2009; Pine et al. 2009). The specific role each region contributes to DD is still controversial. McClure et al. (2004), for example, have argued that immediate or more impulsive and emotional choices are driven by the limbic system, whereas activation in lateral prefrontal, lateral orbitofrontal, and inferior parietal cortex occurs during all trials requiring a decision, and especially more difficult decisions. The between-group Inhibitors,research,lifescience,medical analysis of all DD task trials versus SMC trials revealed that, in the face of matched performance,

SZ had significantly less activation than HC in putative executive function areas, inferior frontal, dACC, and posterior parietal cortices; as well as in reward PD0332991 nmr regions such as the ventral striatum and midbrain. Inhibitors,research,lifescience,medical The results of a recent meta-analysis (Minzenberg et al. 2009) have shown that, in general, executive tasks engage a distributed neural network, prominently including frontal (lateral and medial prefrontal cortex) and posterior parietal cortices and thalamus. The authors of this meta-analysis further report that SZ fail to engage this network to the same extent as HC and speculate

that the findings are consistent with a disruption of a frontal-based cognitive control function. Our data concur with these results and extend Inhibitors,research,lifescience,medical them by additionally showing reduced engagement of regions of the reward system during decision making. SZ appear to lack an integrated neural response when making decisions. Abnormal modulations of Inhibitors,research,lifescience,medical ventral striatum/midbrain regions in SZ have been reported in association with various tasks taping into reward processes such as prediction error (Waltz et al. 2009; Koch et al. 2010), incentive monetary delay (Juckel et al. 2006a,b; Schlagenhauf et al. 2008), and aversive Pavlovian learning (Jensen et al. 2008). However, most of these studies have limited their analyses to regions of the ventral striatum or midbrain, leaving questions of integration with other networks unanswered. Further work will

need to evaluate the specific contribution of cognitive control and reward networks to abnormalities such as those Inhibitors,research,lifescience,medical seen in this study. On the other hand, patients showed greater activation in a limited number of regions such as the precuneus, posterior cingulate Idoxuridine gyrus, and insula extending into the frontal operculum and superior temporal gyrus. Perhaps these latter regions of activation served a compensatory role during performance of the DD task, allowing patients to perform similarly to controls in spite of showing blunted activation of putative executive function areas and reward areas.
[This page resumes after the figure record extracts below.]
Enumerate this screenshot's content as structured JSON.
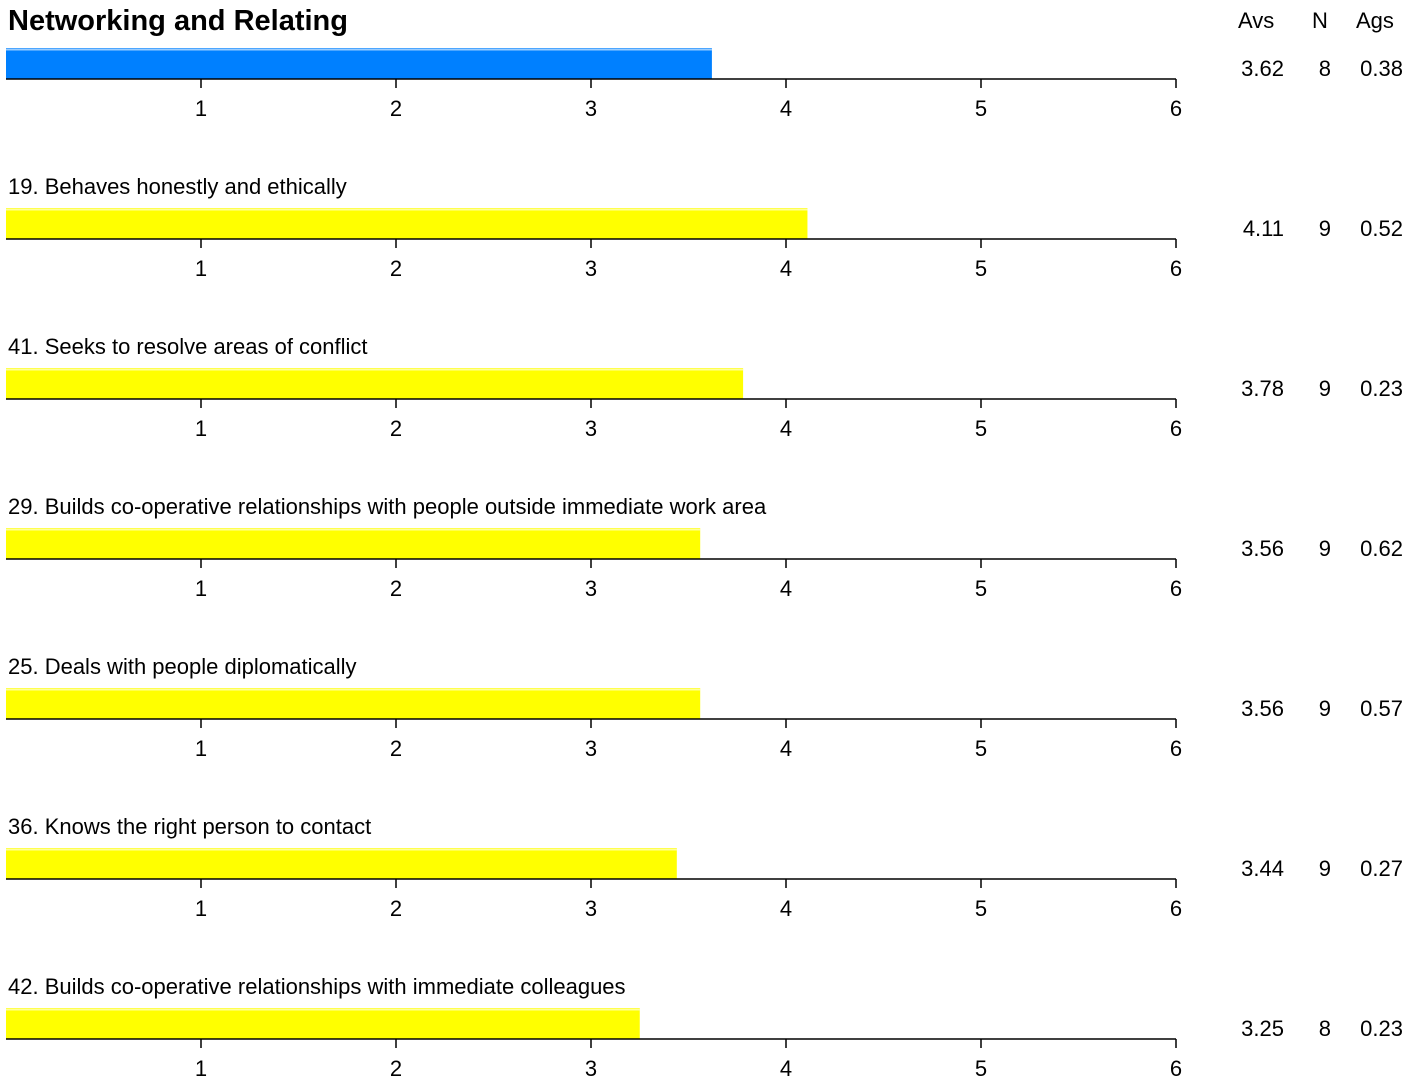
{
  "title": "Networking and Relating",
  "columns": {
    "avs": "Avs",
    "n": "N",
    "ags": "Ags"
  },
  "colors": {
    "summary_bar": "#0080ff",
    "item_bar": "#ffff00",
    "axis": "#000000"
  },
  "chart_data": {
    "type": "bar",
    "orientation": "horizontal",
    "xlim": [
      0,
      6
    ],
    "ticks": [
      1,
      2,
      3,
      4,
      5,
      6
    ],
    "rows": [
      {
        "label": "",
        "value": 3.62,
        "avs": "3.62",
        "n": "8",
        "ags": "0.38",
        "color": "#0080ff"
      },
      {
        "label": "19.  Behaves honestly and ethically",
        "value": 4.11,
        "avs": "4.11",
        "n": "9",
        "ags": "0.52",
        "color": "#ffff00"
      },
      {
        "label": "41.  Seeks to resolve areas of conflict",
        "value": 3.78,
        "avs": "3.78",
        "n": "9",
        "ags": "0.23",
        "color": "#ffff00"
      },
      {
        "label": "29.  Builds co-operative relationships with people outside immediate work area",
        "value": 3.56,
        "avs": "3.56",
        "n": "9",
        "ags": "0.62",
        "color": "#ffff00"
      },
      {
        "label": "25.  Deals with people diplomatically",
        "value": 3.56,
        "avs": "3.56",
        "n": "9",
        "ags": "0.57",
        "color": "#ffff00"
      },
      {
        "label": "36.  Knows the right person to contact",
        "value": 3.44,
        "avs": "3.44",
        "n": "9",
        "ags": "0.27",
        "color": "#ffff00"
      },
      {
        "label": "42.  Builds co-operative relationships with immediate colleagues",
        "value": 3.25,
        "avs": "3.25",
        "n": "8",
        "ags": "0.23",
        "color": "#ffff00"
      }
    ]
  }
}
Greater activation in response to other (non-DD) tasks has also been reported in SZ when patient groups were matched on performance and interpreted as compensatory (Callicott et al. 2003; Avsar et al. 2011; Ettinger et al. 2011). On the other hand, the activated regions, the precuneus and posterior cingulate, are regions that are part of the so-called DMN (Gusnard et al. 2001; Raichle et al. 2001; Greicius et al.